0

I tried to construct my own string.find() method/function in Python. I did this for a computer science class I'm in.

Basically, this program opens a text file, gets a user input on this the text they want to search for in the file, and outputs the line number on which the string resides, or outputs a 'not found' if the string doesn't exist in the file.

However, this takes about 34 seconds to complete 250,000 lines of XML.

Where is the bottleneck in my code? I made this in C# and C++ as well, and this runs in about 0.3 seconds for 4.5 million lines. I also performed this same search using the built-in string.find() from Python, and this takes around 4 seconds for 250,000 lines of XML. So, I'm trying to understand why my version is so slow. https://github.com/zach323/Python/blob/master/XML_Finder.py

fhand = open('C:\\Users\\User\\filename')
import time
str  = input('Enter string you would like to locate: ') #string to be located in file
start = time.time()
delta_time = 0

def find(str):
    time.sleep(0.01)
    found_str ='' #initialize placeholder for found string
    next_index = 0 #index for comparison checking
    line_count = 1
    for line in fhand: #each line in file
        line_count = line_count +1
        for letter in line: #each letter in line
            if letter == str[next_index]: #compare current letter index to beginning index of string you want to find

                found_str += letter #if a match, concatenate to string placeholder

                #print(found_str) #print for visualization of inline search per iteration
                next_index = next_index + 1


                if found_str == str: #if complete match is found, break out of loop.
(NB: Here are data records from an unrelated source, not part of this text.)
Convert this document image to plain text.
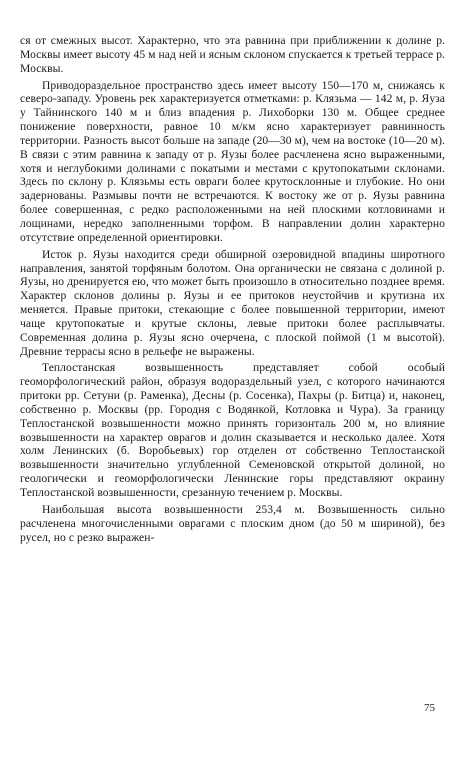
ся от смежных высот. Характерно, что эта равнина при приближении к долине р. Москвы имеет высоту 45 м над ней и ясным склоном спускается к третьей террасе р. Москвы.

Приводораздельное пространство здесь имеет высоту 150—170 м, снижаясь к северо-западу. Уровень рек характеризуется отметками: р. Клязьма — 142 м, р. Яуза у Тайнинского 140 м и близ впадения р. Лихоборки 130 м. Общее среднее понижение поверхности, равное 10 м/км ясно характеризует равнинность территории. Разность высот больше на западе (20—30 м), чем на востоке (10—20 м). В связи с этим равнина к западу от р. Яузы более расчленена ясно выраженными, хотя и неглубокими долинами с покатыми и местами с крутопокатыми склонами. Здесь по склону р. Клязьмы есть овраги более крутосклонные и глубокие. Но они задернованы. Размывы почти не встречаются. К востоку же от р. Яузы равнина более совершенная, с редко расположенными на ней плоскими котловинами и лощинами, нередко заполненными торфом. В направлении долин характерно отсутствие определенной ориентировки.

Исток р. Яузы находится среди обширной озеровидной впадины широтного направления, занятой торфяным болотом. Она органически не связана с долиной р. Яузы, но дренируется ею, что может быть произошло в относительно позднее время. Характер склонов долины р. Яузы и ее притоков неустойчив и крутизна их меняется. Правые притоки, стекающие с более повышенной территории, имеют чаще крутопокатые и крутые склоны, левые притоки более расплывчаты. Современная долина р. Яузы ясно очерчена, с плоской поймой (1 м высотой). Древние террасы ясно в рельефе не выражены.

Теплостанская возвышенность представляет собой особый геоморфологический район, образуя водораздельный узел, с которого начинаются притоки рр. Сетуни (р. Раменка), Десны (р. Сосенка), Пахры (р. Битца) и, наконец, собственно р. Москвы (рр. Городня с Водянкой, Котловка и Чура). За границу Теплостанской возвышенности можно принять горизонталь 200 м, но влияние возвышенности на характер оврагов и долин сказывается и несколько далее. Хотя холм Ленинских (б. Воробьевых) гор отделен от собственно Теплостанской возвышенности значительно углубленной Семеновской открытой долиной, но геологически и геоморфологически Ленинские горы представляют окраину Теплостанской возвышенности, срезанную течением р. Москвы.

Наибольшая высота возвышенности 253,4 м. Возвышенность сильно расчленена многочисленными оврагами с плоским дном (до 50 м шириной), без русел, но с резко выражен-

75
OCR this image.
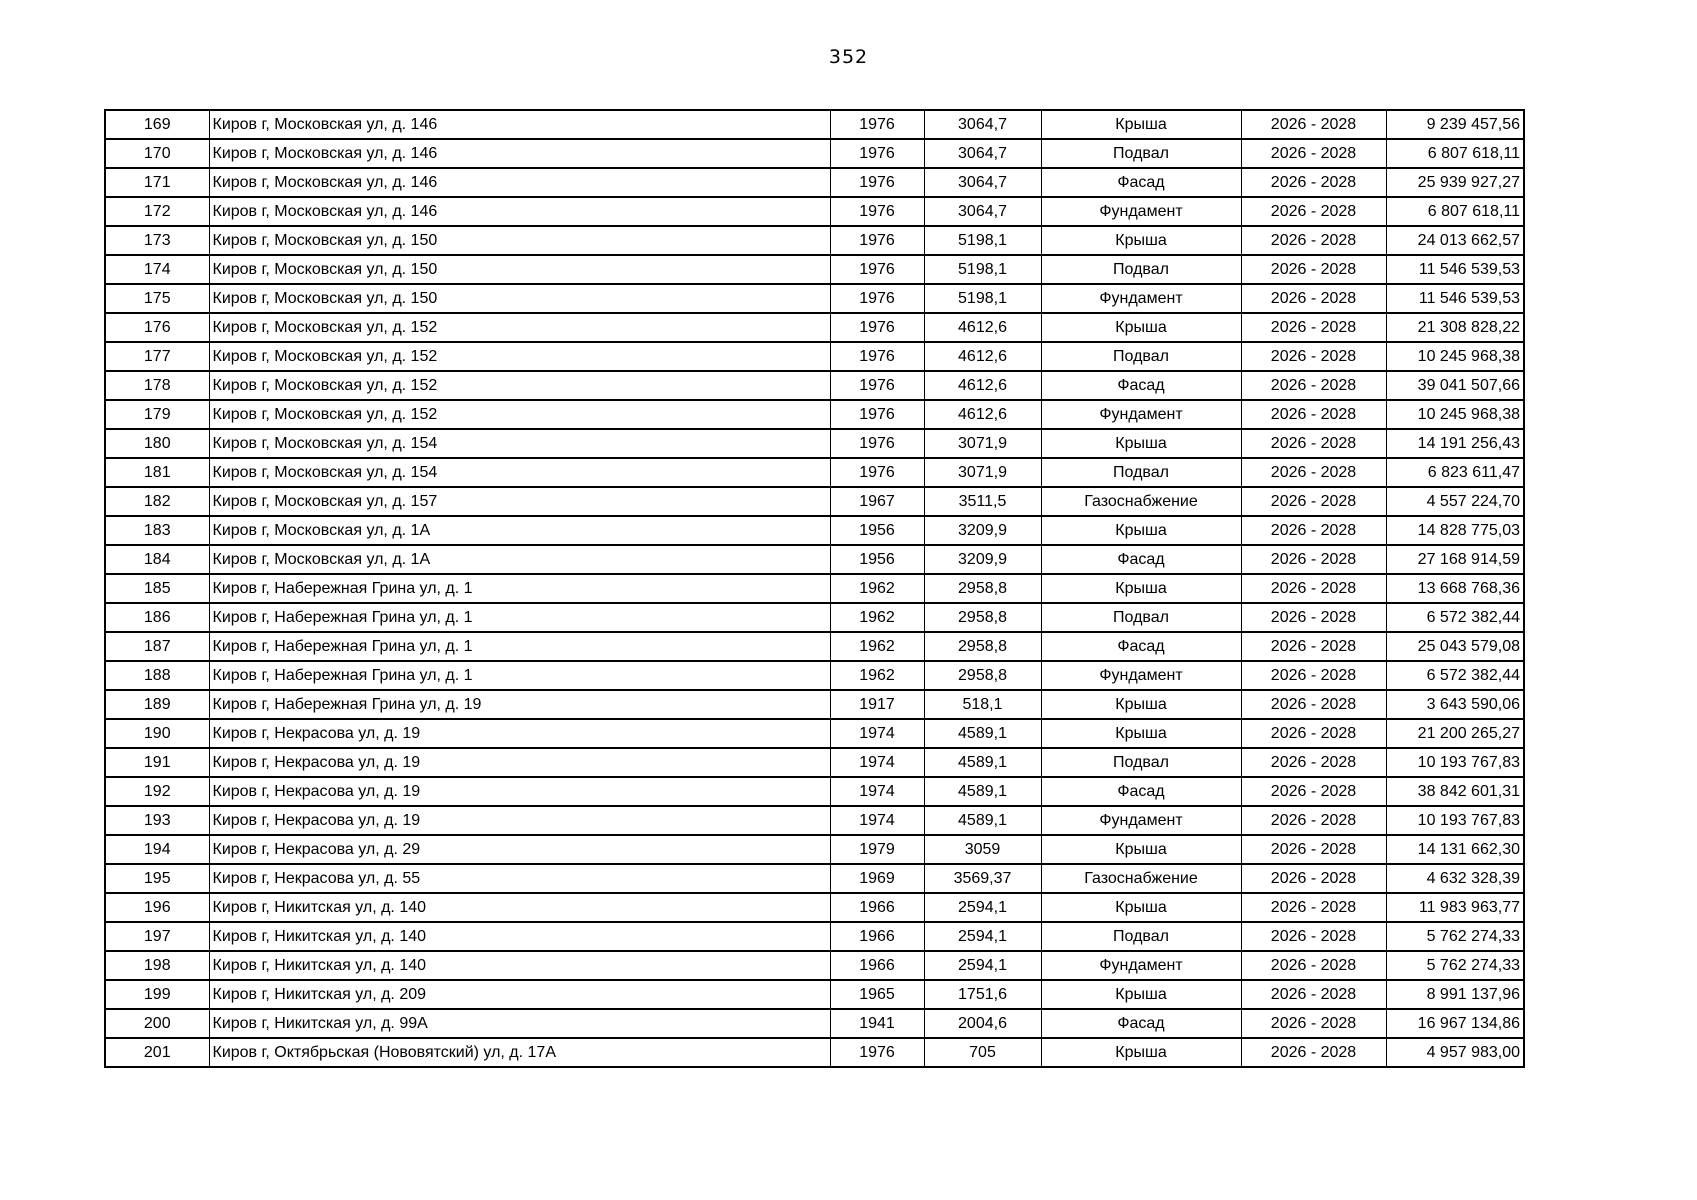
352
169	Киров г, Московская ул, д. 146	1976	3064,7	Крыша	2026 - 2028	9 239 457,56
170	Киров г, Московская ул, д. 146	1976	3064,7	Подвал	2026 - 2028	6 807 618,11
171	Киров г, Московская ул, д. 146	1976	3064,7	Фасад	2026 - 2028	25 939 927,27
172	Киров г, Московская ул, д. 146	1976	3064,7	Фундамент	2026 - 2028	6 807 618,11
173	Киров г, Московская ул, д. 150	1976	5198,1	Крыша	2026 - 2028	24 013 662,57
174	Киров г, Московская ул, д. 150	1976	5198,1	Подвал	2026 - 2028	11 546 539,53
175	Киров г, Московская ул, д. 150	1976	5198,1	Фундамент	2026 - 2028	11 546 539,53
176	Киров г, Московская ул, д. 152	1976	4612,6	Крыша	2026 - 2028	21 308 828,22
177	Киров г, Московская ул, д. 152	1976	4612,6	Подвал	2026 - 2028	10 245 968,38
178	Киров г, Московская ул, д. 152	1976	4612,6	Фасад	2026 - 2028	39 041 507,66
179	Киров г, Московская ул, д. 152	1976	4612,6	Фундамент	2026 - 2028	10 245 968,38
180	Киров г, Московская ул, д. 154	1976	3071,9	Крыша	2026 - 2028	14 191 256,43
181	Киров г, Московская ул, д. 154	1976	3071,9	Подвал	2026 - 2028	6 823 611,47
182	Киров г, Московская ул, д. 157	1967	3511,5	Газоснабжение	2026 - 2028	4 557 224,70
183	Киров г, Московская ул, д. 1А	1956	3209,9	Крыша	2026 - 2028	14 828 775,03
184	Киров г, Московская ул, д. 1А	1956	3209,9	Фасад	2026 - 2028	27 168 914,59
185	Киров г, Набережная Грина ул, д. 1	1962	2958,8	Крыша	2026 - 2028	13 668 768,36
186	Киров г, Набережная Грина ул, д. 1	1962	2958,8	Подвал	2026 - 2028	6 572 382,44
187	Киров г, Набережная Грина ул, д. 1	1962	2958,8	Фасад	2026 - 2028	25 043 579,08
188	Киров г, Набережная Грина ул, д. 1	1962	2958,8	Фундамент	2026 - 2028	6 572 382,44
189	Киров г, Набережная Грина ул, д. 19	1917	518,1	Крыша	2026 - 2028	3 643 590,06
190	Киров г, Некрасова ул, д. 19	1974	4589,1	Крыша	2026 - 2028	21 200 265,27
191	Киров г, Некрасова ул, д. 19	1974	4589,1	Подвал	2026 - 2028	10 193 767,83
192	Киров г, Некрасова ул, д. 19	1974	4589,1	Фасад	2026 - 2028	38 842 601,31
193	Киров г, Некрасова ул, д. 19	1974	4589,1	Фундамент	2026 - 2028	10 193 767,83
194	Киров г, Некрасова ул, д. 29	1979	3059	Крыша	2026 - 2028	14 131 662,30
195	Киров г, Некрасова ул, д. 55	1969	3569,37	Газоснабжение	2026 - 2028	4 632 328,39
196	Киров г, Никитская ул, д. 140	1966	2594,1	Крыша	2026 - 2028	11 983 963,77
197	Киров г, Никитская ул, д. 140	1966	2594,1	Подвал	2026 - 2028	5 762 274,33
198	Киров г, Никитская ул, д. 140	1966	2594,1	Фундамент	2026 - 2028	5 762 274,33
199	Киров г, Никитская ул, д. 209	1965	1751,6	Крыша	2026 - 2028	8 991 137,96
200	Киров г, Никитская ул, д. 99А	1941	2004,6	Фасад	2026 - 2028	16 967 134,86
201	Киров г, Октябрьская (Нововятский) ул, д. 17А	1976	705	Крыша	2026 - 2028	4 957 983,00
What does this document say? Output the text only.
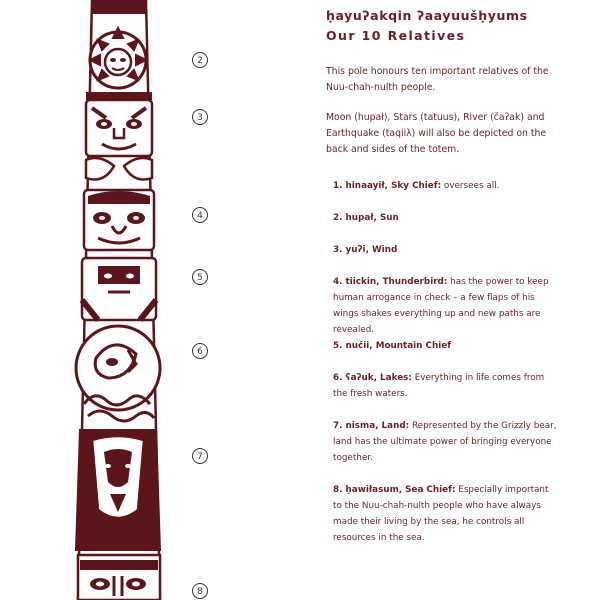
2
3
4
5
6
7
8
ḥayuʔakqin ʔaayuušḥyums
Our 10 Relatives

This pole honours ten important relatives of the Nuu-chah-nulth people.

Moon (hupał), Stars (tatuus), River (čaʔak) and Earthquake (taqiiλ) will also be depicted on the back and sides of the totem.

1. hinaayił, Sky Chief: oversees all.
2. hupał, Sun
3. yuʔi, Wind
4. tiickin, Thunderbird: has the power to keep human arrogance in check – a few flaps of his wings shakes everything up and new paths are revealed.
5. nučii, Mountain Chief
6. ʕaʔuk, Lakes: Everything in life comes from the fresh waters.
7. nisma, Land: Represented by the Grizzly bear, land has the ultimate power of bringing everyone together.
8. ḥawiłasum, Sea Chief: Especially important to the Nuu-chah-nulth people who have always made their living by the sea, he controls all resources in the sea.
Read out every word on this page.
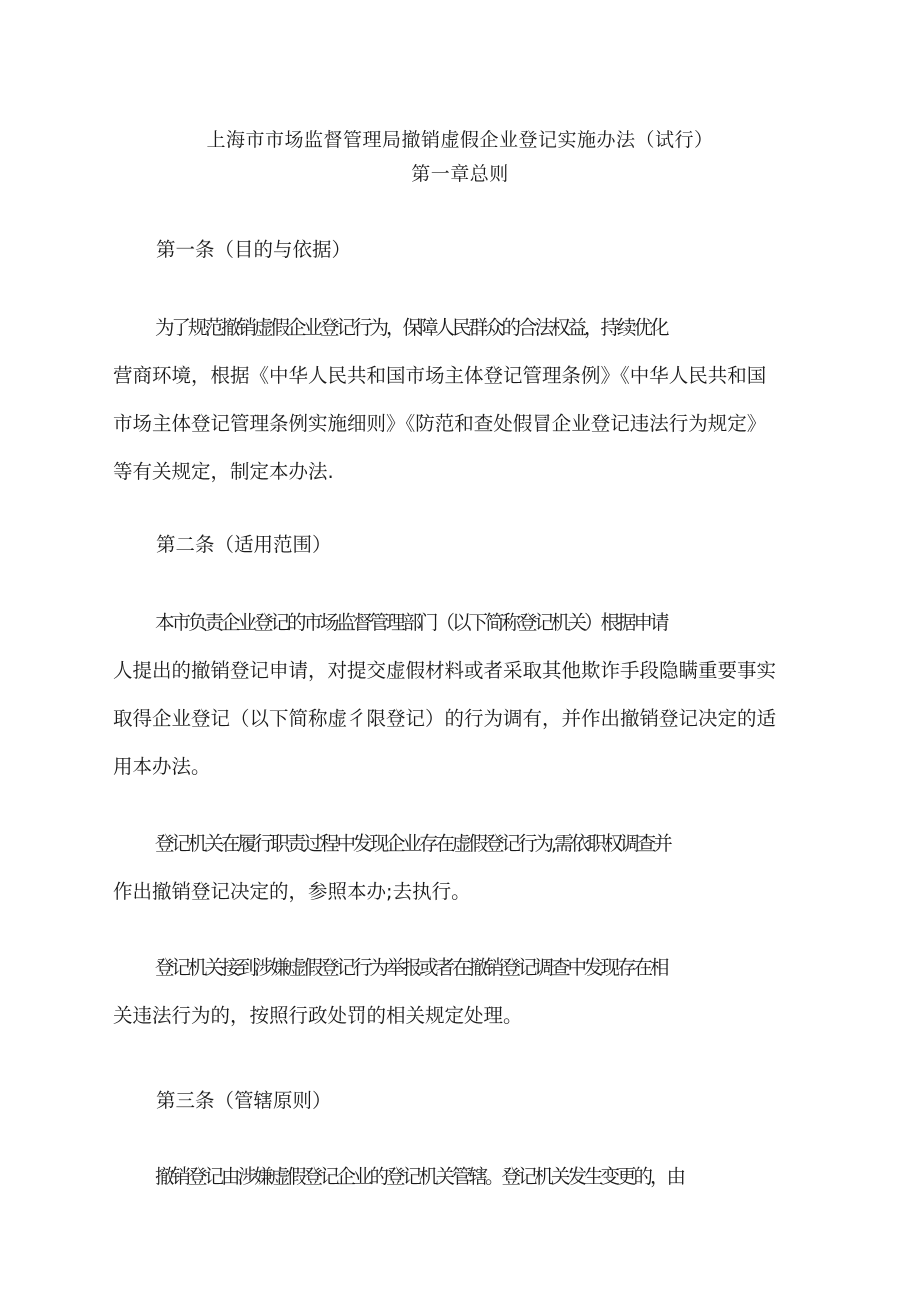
上海市市场监督管理局撤销虚假企业登记实施办法（试行）
第一章总则
第一条（目的与依据）
为了规范撤销虚假企业登记行为，保障人民群众的合法权益，持续优化
营商环境，根据《中华人民共和国市场主体登记管理条例》《中华人民共和国
市场主体登记管理条例实施细则》《防范和查处假冒企业登记违法行为规定》
等有关规定，制定本办法.
第二条（适用范围）
本市负责企业登记的市场监督管理部门（以下简称登记机关）根据申请
人提出的撤销登记申请，对提交虚假材料或者采取其他欺诈手段隐瞒重要事实
取得企业登记（以下简称虚彳限登记）的行为调有，并作出撤销登记决定的适
用本办法。
登记机关在履行职责过程中发现企业存在虚假登记行为,需依职权调查并
作出撤销登记决定的，参照本办;去执行。
登记机关接到涉嫌虚假登记行为举报或者在撤销登记调查中发现存在相
关违法行为的，按照行政处罚的相关规定处理。
第三条（管辖原则）
撤销登记由涉嫌虚假登记企业的登记机关管辖。登记机关发生变更的，由
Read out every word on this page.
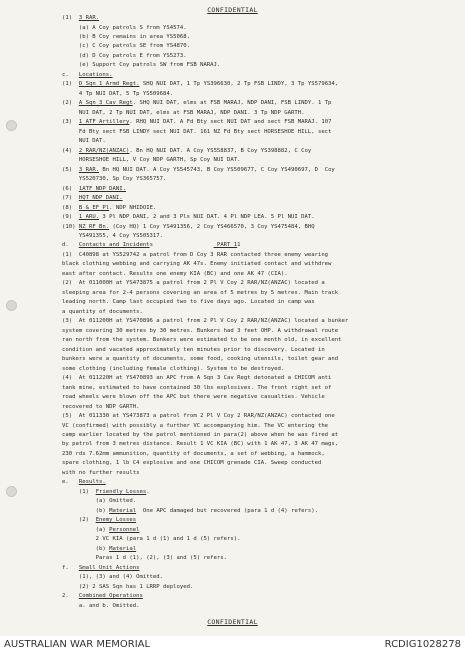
CONFIDENTIAL
(1)  3 RAR.
(a) A Coy patrols S from YS4574.
(b) B Coy remains in area YS5068.
(c) C Coy patrols SE from YS4870.
(d) D Coy patrols E from YS5273.
(e) Support Coy patrols SW from FSB NARAJ.
c.   Locations.
(1)  D Sqn 1 Armd Regt. SHQ NUI DAT, 1 Tp YS396630, 2 Tp FSB LINDY, 3 Tp YS579634,
4 Tp NUI DAT, 5 Tp YS509684.
(2)  A Sqn 3 Cav Regt. SHQ NUI DAT, elms at FSB MARAJ, NDP DANI, FSB LINDY. 1 Tp
NUI DAT, 2 Tp NUI DAT, elms at FSB MARAJ, NDP DANI. 3 Tp NDP GARTH.
(3)  1 ATF Artillery. RHQ NUI DAT. A Fd Bty sect NUI DAT and sect FSB MARAJ. 107
Fd Bty sect FSB LINDY sect NUI DAT. 161 NZ Fd Bty sect HORSESHOE HILL, sect
NUI DAT.
(4)  2 RAR/NZ(ANZAC). Bn HQ NUI DAT. A Coy YS558837, B Coy YS398882, C Coy
HORSESHOE HILL, V Coy NDP GARTH, Sp Coy NUI DAT.
(5)  3 RAR. Bn HQ NUI DAT. A Coy YS545743, B Coy YS509677, C Coy YS490697, D  Coy
YS520730, Sp Coy YS365757.
(6)  1ATF NDP DANI.
(7)  HQT NDP DANI.
(8)  B & EF Pl. NDP NHIDOIE.
(9)  1 ARU. 3 Pl NDP DANI, 2 and 3 Pls NUI DAT. 4 Pl NDP LEA. 5 Pl NUI DAT.
(10) NZ RF Bn. (Coy HQ) 1 Coy YS491356, 2 Coy YS466570, 3 Coy YS475484, BHQ
YS491355, 4 Coy YS505317.
d.   Contacts and Incidents                   PART 11
(1)  C40898 at YS529742 a patrol from D Coy 3 RAR contacted three enemy wearing
black clothing webbing and carrying AK 47s. Enemy initiated contact and withdrew
east after contact. Results one enemy KIA (BC) and one AK 47 (CIA).
(2)  At 011000H at YS473875 a patrol from 2 Pl V Coy 2 RAR/NZ(ANZAC) located a
sleeping area for 2-4 persons covering an area of 5 metres by 5 metres. Main track
leading north. Camp last occupied two to five days ago. Located in camp was
a quantity of documents.
(3)  At 011200H at YS470896 a patrol from 2 Pl V Coy 2 RAR/NZ(ANZAC) located a bunker
system covering 30 metres by 30 metres. Bunkers had 3 feet OHP. A withdrawal route
ran north from the system. Bunkers were estimated to be one month old, in excellent
condition and vacated approximately ten minutes prior to discovery. Located in
bunkers were a quantity of documents, some food, cooking utensils, toilet gear and
some clothing (including female clothing). System to be destroyed.
(4)  At 011220H at YS470893 an APC from A Sqn 3 Cav Regt detonated a CHICOM anti
tank mine, estimated to have contained 30 lbs explosives. The front right set of
road wheels were blown off the APC but there were negative casualties. Vehicle
recovered to NDP GARTH.
(5)  At 011330 at YS473873 a patrol from 2 Pl V Coy 2 RAR/NZ(ANZAC) contacted one
VC (confirmed) with possibly a further VC accompanying him. The VC entering the
camp earlier located by the patrol mentioned in para(2) above when he was fired at
by patrol from 3 metres distance. Result 1 VC KIA (BC) with 1 AK 47, 3 AK 47 mags,
230 rds 7.62mm ammunition, quantity of documents, a set of webbing, a hammock,
spare clothing, 1 lb C4 explosive and one CHICOM grenade CIA. Sweep conducted
with no further results
e.   Results.
(1)  Friendly Losses.
(a) Omitted.
(b) Material  One APC damaged but recovered (para 1 d (4) refers).
(2)  Enemy Losses
(a) Personnel
2 VC KIA (para 1 d (1) and 1 d (5) refers).
(b) Material
Paras 1 d (1), (2), (3) and (5) refers.
f.   Small Unit Actions
(1), (3) and (4) Omitted.
(2) 2 SAS Sqn has 1 LRRP deployed.
2.   Combined Operations
a. and b. Omitted.
CONFIDENTIAL
AUSTRALIAN WAR MEMORIAL	RCDIG1028278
                        print('Result is: ', found_str, ' on line %s '%(line_count))
                    print (line)
                    return found_str #return string to function caller
                    break
            else:
                #if a match was found but the next_index match was False, reset the indexes and try again.
                next_index=0 # reset indext back to zero
                found_str = '' #reset string back to empty

        if found_str == str:

            print(line)

if str != "":
    result = find(str)
    delta_time = time.time() - start
    print(result)
    print('Seconds elapsed: ', delta_time)  
else:
    print('sorry, empty string')
double-beep
  • 5,031
  • 17
  • 33
  • 41
TimmyTooTough
  • 101
  • 1
  • 1
  • 6
  • You can try regex per line instead of a nested for loop. – gogasca Feb 07 '18 at 20:04
  • I understand I can use other options to perform the same task; however, I am interested in why my version performs roughly 8 times slower than Python's string.find() method. – TimmyTooTough Feb 07 '18 at 20:31
  • 1. Why a `break` immediately after a `return`? 2. ... why all those empty lines? – Jongware Feb 07 '18 at 20:35
  • Because if the string is halfway in the file, why continue searching for it? Makes sense to break early if the program finds the first instance of what you're looking for, versus searching through another million lines. – TimmyTooTough Feb 07 '18 at 20:44
  • Run a profiler, this will help you find out details about where is the delay. https://stackoverflow.com/questions/3927628/how-can-i-profile-python-code-line-by-line – gogasca Feb 08 '18 at 05:12
  • But the program can never reach that `break`. The function does a `return` before it ever gets there. – Jongware Feb 08 '18 at 17:01

2 Answers2

0

Try this:

with open(filename) as f:
    for row in f:
        if string in row:
            print(row)
Alek Westover
  • 244
  • 1
  • 9
  • 1
    I'm interested in why my version is slower than the Python string.find() method. Not necessarily how to find a string within a file. – TimmyTooTough Feb 07 '18 at 20:33
0

The following code runs on a text file of size comparable to the size of your file. Your code doesn't run too slowly on my computer.

fhand = open('test3.txt')

import time
string = input('Enter string you would like to locate: ') #string to be located in file
start = time.time()
delta_time = 0


def find(string):
    next_index_to_match = 0 
    sl = len(string)
    ct = 0

    for line in fhand: #each line in file
        ct += 1
        for letter in line: #each letter in line
            if letter == string[next_index_to_match]: #compare current letter index to beginning index of string you want to find
                # print(line)
                next_index_to_match += 1

                if sl == next_index_to_match: #if complete match is found, break out of loop.
                    print('Result is: ', string, ' on line %s '%(ct))
                    print (line)
                    return True

            else:
                #if a match was found but the next_index match was False, reset the indexes and try again.
                next_index_to_match=0 # reset indext back to zero
    return False

if string != "":   
    find(string)
    delta_time = time.time() - start
    print('Seconds elapsed: ', delta_time)  
else:
    print('sorry, empty string')
Alek Westover
  • 244
  • 1
  • 9